Seriously, this book tries too hard.
It tries to be quirky, it tries to be funny, it tries to connect to 10-14 year old boys who liked Lemony Snicket, play lots of video games, and love karate, it tries to be a vocabulary builder, and it tries to teach the reader about imagination, courage, and thinking outside the box. In the end it succeeded in making me skim read to the end to find out what happened, and then say incredulously, “seriously?”

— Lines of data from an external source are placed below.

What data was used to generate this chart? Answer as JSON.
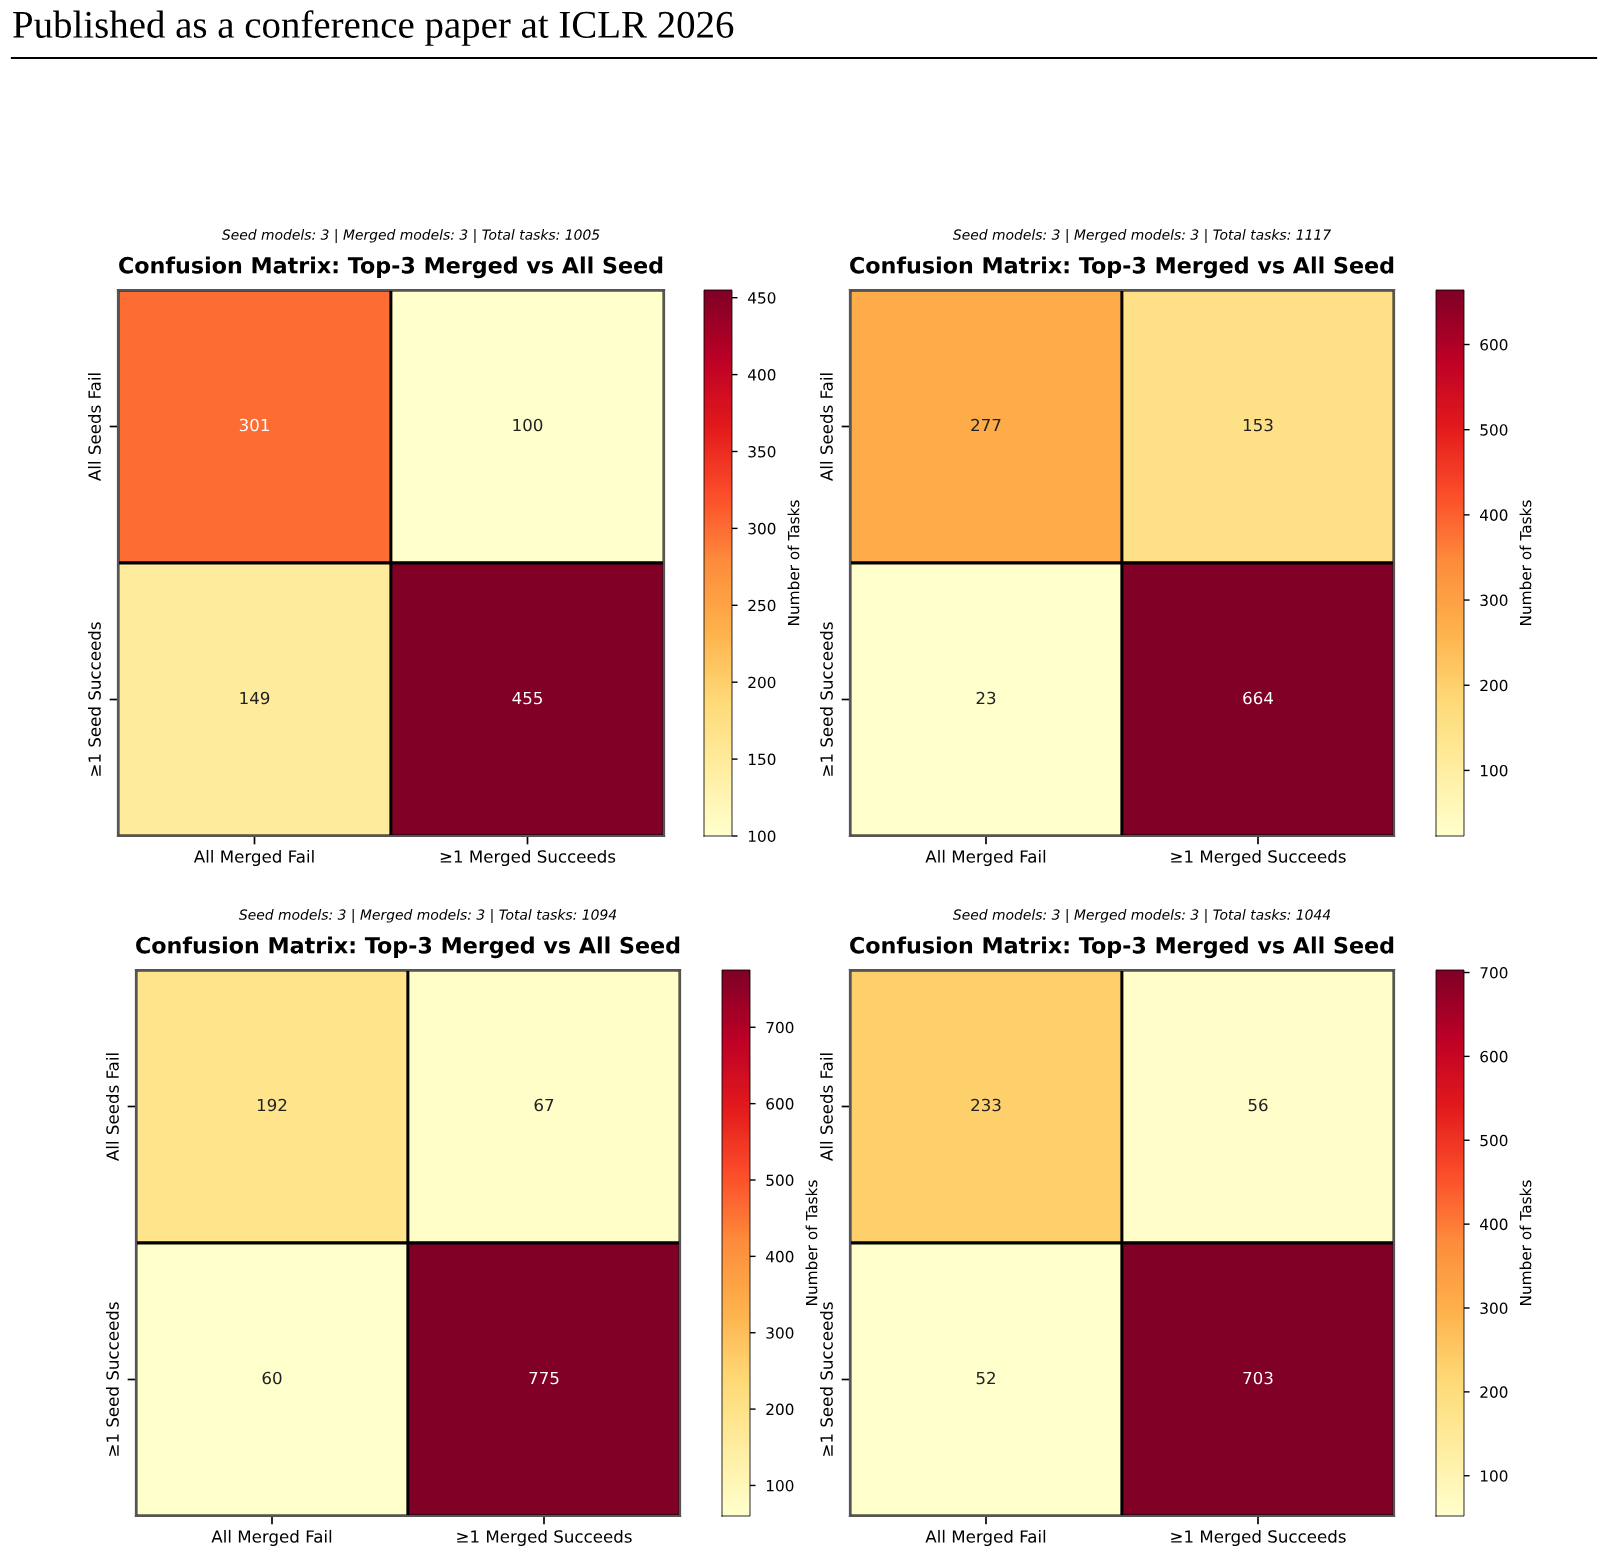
{
  "chart_data": [
    {
      "type": "heatmap",
      "title": "Confusion Matrix: Top-3 Merged vs All Seed",
      "subtitle": "Seed models: 3 | Merged models: 3 | Total tasks: 1005",
      "annotations": [
        "Published as a conference paper at ICLR 2026"
      ],
      "categories": [
        "All Merged Fail",
        "≥1 Merged Succeeds"
      ],
      "y_categories": [
        "All Seeds Fail",
        "≥1 Seed Succeeds"
      ],
      "cells": [
        [
          301,
          100
        ],
        [
          149,
          455
        ]
      ],
      "clabel": "Number of Tasks",
      "clim": [
        100,
        455
      ],
      "cticks": [
        100,
        150,
        200,
        250,
        300,
        350,
        400,
        450
      ],
      "data_labels": true
    },
    {
      "type": "heatmap",
      "title": "Confusion Matrix: Top-3 Merged vs All Seed",
      "subtitle": "Seed models: 3 | Merged models: 3 | Total tasks: 1117",
      "categories": [
        "All Merged Fail",
        "≥1 Merged Succeeds"
      ],
      "y_categories": [
        "All Seeds Fail",
        "≥1 Seed Succeeds"
      ],
      "cells": [
        [
          277,
          153
        ],
        [
          23,
          664
        ]
      ],
      "clabel": "Number of Tasks",
      "clim": [
        23,
        664
      ],
      "cticks": [
        100,
        200,
        300,
        400,
        500,
        600
      ],
      "data_labels": true
    },
    {
      "type": "heatmap",
      "title": "Confusion Matrix: Top-3 Merged vs All Seed",
      "subtitle": "Seed models: 3 | Merged models: 3 | Total tasks: 1094",
      "categories": [
        "All Merged Fail",
        "≥1 Merged Succeeds"
      ],
      "y_categories": [
        "All Seeds Fail",
        "≥1 Seed Succeeds"
      ],
      "cells": [
        [
          192,
          67
        ],
        [
          60,
          775
        ]
      ],
      "clabel": "Number of Tasks",
      "clim": [
        60,
        775
      ],
      "cticks": [
        100,
        200,
        300,
        400,
        500,
        600,
        700
      ],
      "data_labels": true
    },
    {
      "type": "heatmap",
      "title": "Confusion Matrix: Top-3 Merged vs All Seed",
      "subtitle": "Seed models: 3 | Merged models: 3 | Total tasks: 1044",
      "categories": [
        "All Merged Fail",
        "≥1 Merged Succeeds"
      ],
      "y_categories": [
        "All Seeds Fail",
        "≥1 Seed Succeeds"
      ],
      "cells": [
        [
          233,
          56
        ],
        [
          52,
          703
        ]
      ],
      "clabel": "Number of Tasks",
      "clim": [
        52,
        703
      ],
      "cticks": [
        100,
        200,
        300,
        400,
        500,
        600,
        700
      ],
      "data_labels": true
    }
  ]
}
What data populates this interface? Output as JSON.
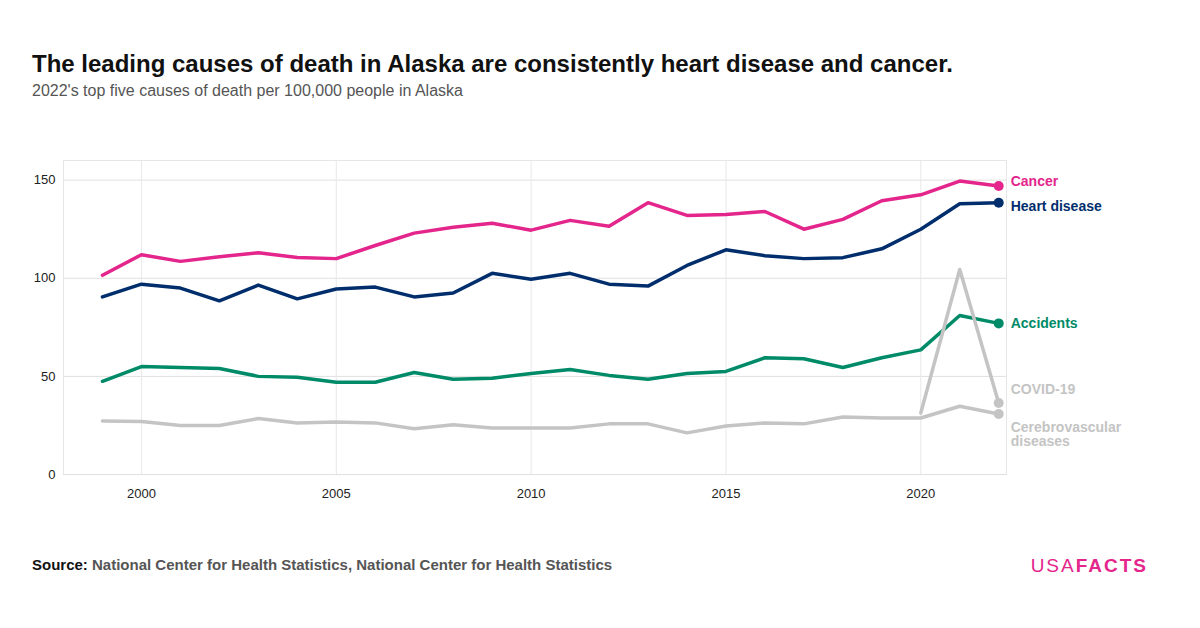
{
  "chart_data": {
    "type": "line",
    "title": "The leading causes of death in Alaska are consistently heart disease and cancer.",
    "subtitle": "2022's top five causes of death per 100,000 people in Alaska",
    "source_label": "Source:",
    "source": "National Center for Health Statistics, National Center for Health Statistics",
    "brand": [
      "USA",
      "FACTS"
    ],
    "x": [
      1999,
      2000,
      2001,
      2002,
      2003,
      2004,
      2005,
      2006,
      2007,
      2008,
      2009,
      2010,
      2011,
      2012,
      2013,
      2014,
      2015,
      2016,
      2017,
      2018,
      2019,
      2020,
      2021,
      2022
    ],
    "series": [
      {
        "name": "Cancer",
        "color": "#e3258c",
        "values": [
          101.5,
          112,
          108.6,
          111,
          113,
          110.6,
          110,
          116.7,
          123,
          126,
          128,
          124.5,
          129.5,
          126.5,
          138.5,
          132,
          132.5,
          134,
          125,
          130,
          139.5,
          142.5,
          149.5,
          147
        ]
      },
      {
        "name": "Heart disease",
        "color": "#002e6d",
        "values": [
          90.5,
          97,
          95,
          88.5,
          96.5,
          89.5,
          94.5,
          95.5,
          90.5,
          92.5,
          102.5,
          99.5,
          102.5,
          97,
          96,
          106.5,
          114.5,
          111.5,
          110,
          110.5,
          115,
          125,
          138,
          138.5
        ]
      },
      {
        "name": "Accidents",
        "color": "#008b68",
        "values": [
          47.5,
          55,
          54.5,
          54,
          50,
          49.5,
          47,
          47,
          52,
          48.5,
          49,
          51.5,
          53.5,
          50.5,
          48.5,
          51.5,
          52.5,
          59.5,
          59,
          54.5,
          59.5,
          63.5,
          81,
          77
        ]
      },
      {
        "name": "COVID-19",
        "color": "#c4c4c4",
        "values": [
          null,
          null,
          null,
          null,
          null,
          null,
          null,
          null,
          null,
          null,
          null,
          null,
          null,
          null,
          null,
          null,
          null,
          null,
          null,
          null,
          null,
          31.3,
          104.5,
          36.4
        ]
      },
      {
        "name": "Cerebrovascular diseases",
        "color": "#c4c4c4",
        "values": [
          27.3,
          27,
          25,
          25,
          28.5,
          26.3,
          26.8,
          26.3,
          23.3,
          25.3,
          23.7,
          23.7,
          23.7,
          25.8,
          25.8,
          21.2,
          24.7,
          26.3,
          25.8,
          29.3,
          28.8,
          28.8,
          34.8,
          30.8
        ]
      }
    ],
    "xlim": [
      1998,
      2022.2
    ],
    "xticks": [
      2000,
      2005,
      2010,
      2015,
      2020
    ],
    "ylim": [
      0,
      160
    ],
    "yticks": [
      0,
      50,
      100,
      150
    ],
    "grid": true,
    "marker": "circle"
  }
}
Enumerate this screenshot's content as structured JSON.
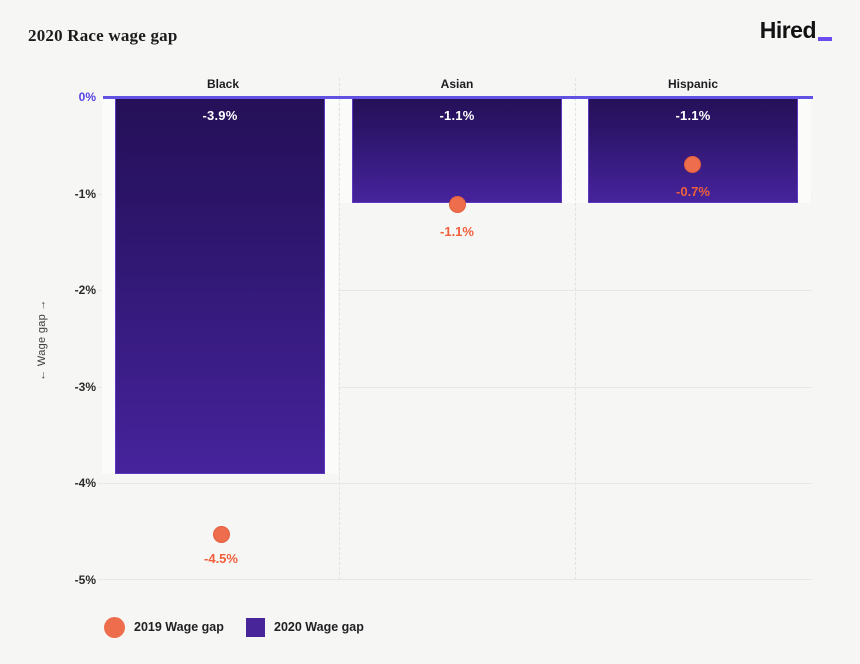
{
  "header": {
    "title": "2020 Race wage gap",
    "logo_text": "Hired"
  },
  "chart_data": {
    "type": "bar",
    "title": "2020 Race wage gap",
    "categories": [
      "Black",
      "Asian",
      "Hispanic"
    ],
    "series": [
      {
        "name": "2019 Wage gap",
        "type": "scatter",
        "marker": "circle",
        "color": "#EE6D4D",
        "values": [
          -4.5,
          -1.1,
          -0.7
        ],
        "labels": [
          "-4.5%",
          "-1.1%",
          "-0.7%"
        ]
      },
      {
        "name": "2020 Wage gap",
        "type": "bar",
        "color": "#46239C",
        "gradient_top": "#251058",
        "values": [
          -3.9,
          -1.1,
          -1.1
        ],
        "labels": [
          "-3.9%",
          "-1.1%",
          "-1.1%"
        ]
      }
    ],
    "xlabel": "",
    "ylabel": "← Wage gap →",
    "ylim": [
      -5,
      0
    ],
    "yticks": [
      "0%",
      "-1%",
      "-2%",
      "-3%",
      "-4%",
      "-5%"
    ],
    "grid": true,
    "facet_separators": "dashed",
    "legend_position": "bottom-left",
    "zero_line_color": "#6252E4",
    "zero_tick_color": "#5742E4",
    "orange_label_color": "#F0603C",
    "background_color": "#F6F6F5"
  },
  "legend": {
    "items": [
      {
        "label": "2019 Wage gap",
        "marker": "circle",
        "color": "#EE6D4D"
      },
      {
        "label": "2020 Wage gap",
        "marker": "square",
        "color": "#482598"
      }
    ]
  }
}
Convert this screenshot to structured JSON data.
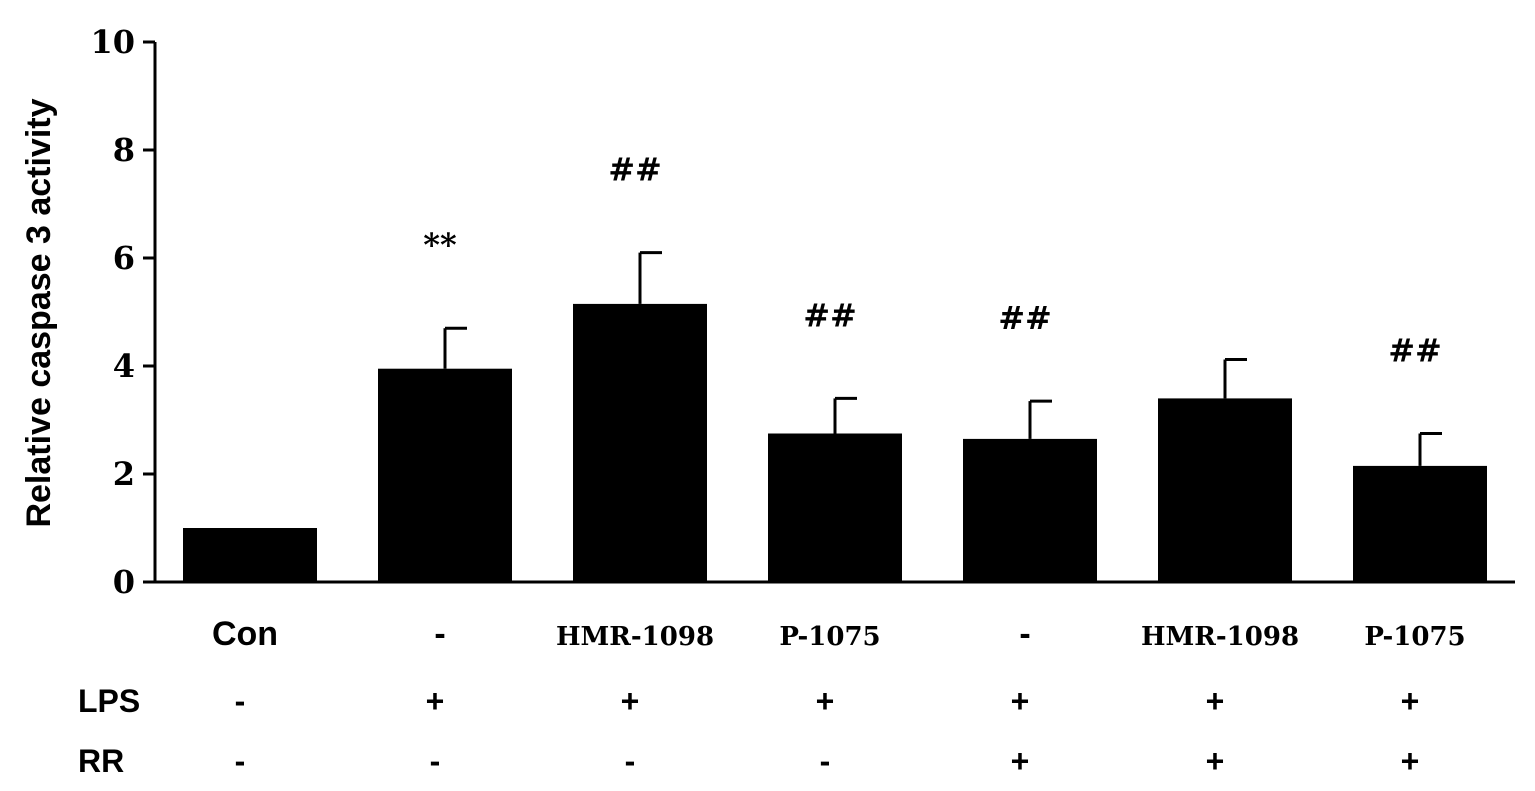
{
  "chart_data": {
    "type": "bar",
    "ylabel": "Relative caspase 3 activity",
    "xlabel": "",
    "ylim": [
      0,
      10
    ],
    "yticks": [
      "0",
      "2",
      "4",
      "6",
      "8",
      "10"
    ],
    "categories": [
      "Con",
      "-",
      "HMR-1098",
      "P-1075",
      "-",
      "HMR-1098",
      "P-1075"
    ],
    "values": [
      1.0,
      3.95,
      5.15,
      2.75,
      2.65,
      3.4,
      2.15
    ],
    "errors": [
      0.0,
      0.75,
      0.95,
      0.65,
      0.7,
      0.72,
      0.6
    ],
    "annotations": [
      "",
      "**",
      "##",
      "##",
      "##",
      "",
      "##"
    ],
    "bar_color": "#000000",
    "grid": false,
    "condition_rows": [
      {
        "label": "LPS",
        "values": [
          "-",
          "+",
          "+",
          "+",
          "+",
          "+",
          "+"
        ]
      },
      {
        "label": "RR",
        "values": [
          "-",
          "-",
          "-",
          "-",
          "+",
          "+",
          "+"
        ]
      }
    ]
  }
}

Perhaps I’m being too harsh. Chris Raschka is a Caldecott medalist after all. And there are some funny moments and some curious characters and situations in Seriously, Norman, Raschka’s fiction debut. But hanging out with Norman and his best pal Leonard and the twins, Anna and Emma, and their nutty tutor Balthazar Birdsong got a little old a little too quickly. Norman is just a regular kid who doesn’t try too hard in school and doesn’t seem to expect much from middle school. When he fails his standardized tests, his oddball parents hire a wacky tutor who assigns Norman tasks like reading the dictionary, observing clouds, and exercising his imagination. Norman uses his new-found curiosity to wonder about what his money-obsessed father does for a living, eventually realizing he sells bombers to shady warlords and other Third World despots. When his father goes missing, the kids set out on a globe-trotting adventure to rescue him.
Norman’s lesson is to use imagination and observation in the proper proportions to change the world. In the end, he changes his outlook, his family, and his fear of standardized tests, so I guess you could say he learned the lesson well.